Not enough gore. There’s no blood in the game. I can hose down an enemy with a heavy machine gun until their limbs fly off, but there’s not a drop of blood to be found. Enemies don’t melt into puddles of goo when you kill them with corrosive damage. Plasma and N-Ray kills just create very generic ash piles. Shock kills just make them convulse a bit then drop dead as if killed by generic bullets. I want horribly burned bodies. I want N-Ray kills to cause bodies to explode as if you microwaved them.

The story lays it on thick, as in anvil to the head, ham to the face, levels of thick. Corporations are evil. I get it. Soon as you start, the game hammers it into you. “The Board” is so cartoonishly evil and shortsighted that they make Caesar’s Legion look benign. There’s no nuance to it. The game offers no defense for the Board. In New Vegas, Raul will talk about how the Legion maintains order in Arizona and all along the east. Cass will begrudgingly admit that the Legion protects its caravans better than the NCR. Hell, in Fallout 4 you get the synth companion who is pro-Institute, and Danse who is pro-brotherhood, even as they are instructed to shoot him on sight. Here, all of your companions think the Board sucks, even the priest, who should be the token corporate dude in your party but will magically transform into a hippy who doesn’t give a fuck once you give him his first high and convince him his religion is a sham. Clever writing, I’m sure. The only companion who doesn’t think the Board sucks is the fucking robot who doesn’t voice any opinion beyond playing ads.

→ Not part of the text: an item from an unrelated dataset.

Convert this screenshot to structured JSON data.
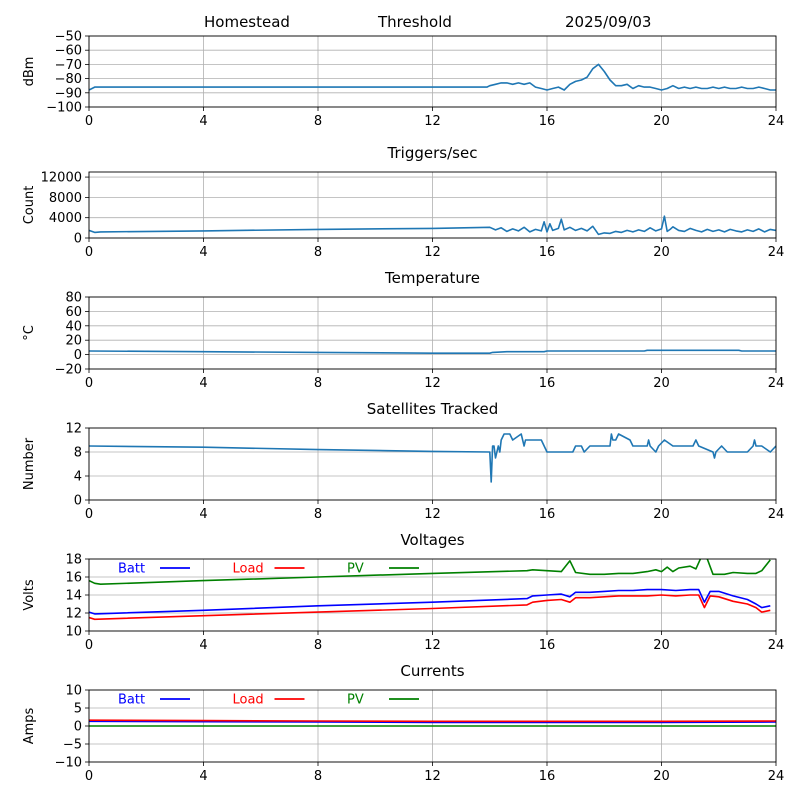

Not enough perks, and the perks available are generic as fuck. As far as perks are involved, you won’t have much of a build going on because, by the endgame, you’ll have most of them. They’re pretty generic stuff like more health, more carrying capacity, and better time dilation. If you take the flaws, then you’ll be close to getting all the perks.

Report Visiden Visidane · 575 views ·
Comments ( 5 )

Not finished it yet, but this sounds accurate to me overall. Though, I will say, I do appreciate how active the companions are in dialogue. For all that I may agree with your other criticisms of them, I really like how any companion or combination of companions you bring along when you leave the ship will have something to say or contribute to whatever quest you're doing. Fallout 4 kind of had that, where companions might comment on goings on, but I've never seen companions in the Fallout games interrupt NPC conversations and steer them in a whole new direction without the player's prompting. Not to mention how companion pairs will have their own party banter with each other. It just adds a better sense of character to them all, I think.

5165761
I do appreciate the double partner thing and the party banter. In Vegas, you could also do the double companion thing, but the other companion had to be either the dog or the eyebot.

The thing is, I’ve seen this sort of thing done better with Dragon Age. It needs an approval system so you would put more weight on the character’s point of view. Then, you might have a situation where you have your two companions advising different courses of action like Alistair and Morrigan would in Origins. As it is, the companions in Outer Worlds just don’t have that much weight to them.

5165930

Yeah, that's fair.

Oh hey, my friend works at obsidian! (He didn’t work on this game though.)